Whenever conservative Christian groups see a court decision or a new law that runs counter to their belief set, one of their tactics in recent times is to whine “you’re violating our rights!” Whether it is marriage equality, abortion, removing references to “God” from public buildings and property, Sunday alcohol sales, you name it; if it’s something that conservative Christians object to you can bet that a spokesperson for a right wing Christian group will be in front of a microphone, decrying how the government is persecuting them because a legislature or a court decided to write or interpret law that is based on the Constitution and not the Bible.
One of the latest examples of this “poor persecuted us” syndrome is actually an attack on the U.S. military.

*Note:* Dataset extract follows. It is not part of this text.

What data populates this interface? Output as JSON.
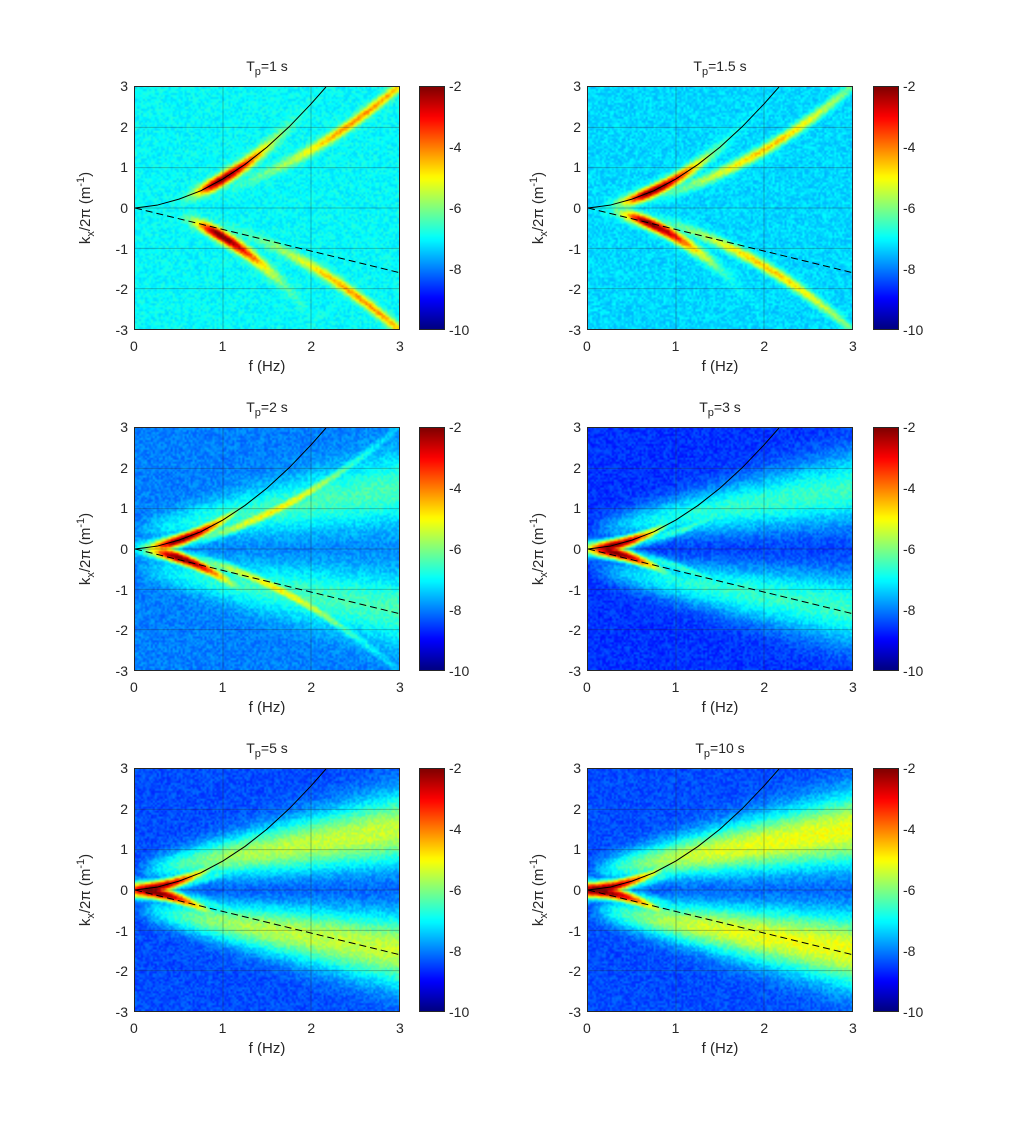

In 2011, General Norton Schwartz, who was at the time U.S. Air Force Chief of Staff, sent a memo entitled “Maintaining Government Neutrality Regarding Religion” to military officials that advised the following:
Leaders at all levels must balance Constitutional protections for an individual’s free exercise of religion or other personal beliefs and its prohibition against governmental establishment of religion. For example, they must avoid the actual or apparent use of their position to promote their personal religious beliefs to their subordinates or to extend preferential treatment for any religion. Commanders or supervisors who engage in such behavior may cause members to doubt their impartiality and objectivity. The potential result is a degradation of the unit’s morale, good order, and discipline.
This past May conservative bloggers falsely claimed that the military was considering court-martialing Christian soldiers who talk about or attempt to spread their beliefs. Leading the charge was Breitbart.com, which published a story on May 1 entitled “Pentagon May Court Martial Soldiers Who Share Christian Faith.” The story was based on a very out of context quote by Defense Department spokesman Nate Christensen. Christensen told Fox News Radio commentator Todd Starnes that
The Department of Defense places a high value on the rights of members of the Military Services to observe the tenets of their respective religions and respects (and supports by its policy) the rights of others to their own religious beliefs, including the right to hold no beliefs. The Department does not endorse any one religion or religious organization, and provides free access of religion for all members of the military services.
Court martials and non-judicial punishment are decided on case-by-case basis and it would be inappropriate to speculate on the outcome in specific cases.
However, religious proselytization is not permitted within the Department of Defense.
The Pentagon confirmed to Fox News that Christian evangelism is against regulations.
“Religious proselytization is not permitted within the Department of Defense, LCDR Nate Christensen said in a written statement. He declined to say if any chaplains or service members had been prosecuted for such an offense.
“Court martials and non-judicial punishments are decided on a case-by-case basis and it would be inappropriate to speculate on the outcome in specific cases,” he said.
Enter our friends at the Family Research Council. This past Tuesday they released a report on religious freedom in the military that is nothing more than a series of brief anecdotes offering examples of cases the FRC claims prove that Christians are being persecuted in the armed services. The report contains references for each of the events it cites, but on close examination it is obvious that most of the references come from questionable or biased sources. (For example, a claim that the Houston National Cemetery was prohibiting Christian prayers at military funerals made by Republican representative John Culbertson references only Culbertson’s claim, with no other sources.) In fact, a sizable portion of the references come from only two sources: Breitbart.com and Fox News Radio’s Todd Starnes.
Once again Christian conservatives have managed to portray themselves as a persecuted minority, simply because the Pentagon has properly informed its commanders that all soldiers, sailors, marines,and airmen have a right to religious liberty, which includes the freedom from religion as well as freedom of religion. It may do well for members of the Family Research Council and their allies to read the history of early Christianity, so that they might gain a perspective on what it was like to truly be a member of a persecuted minority.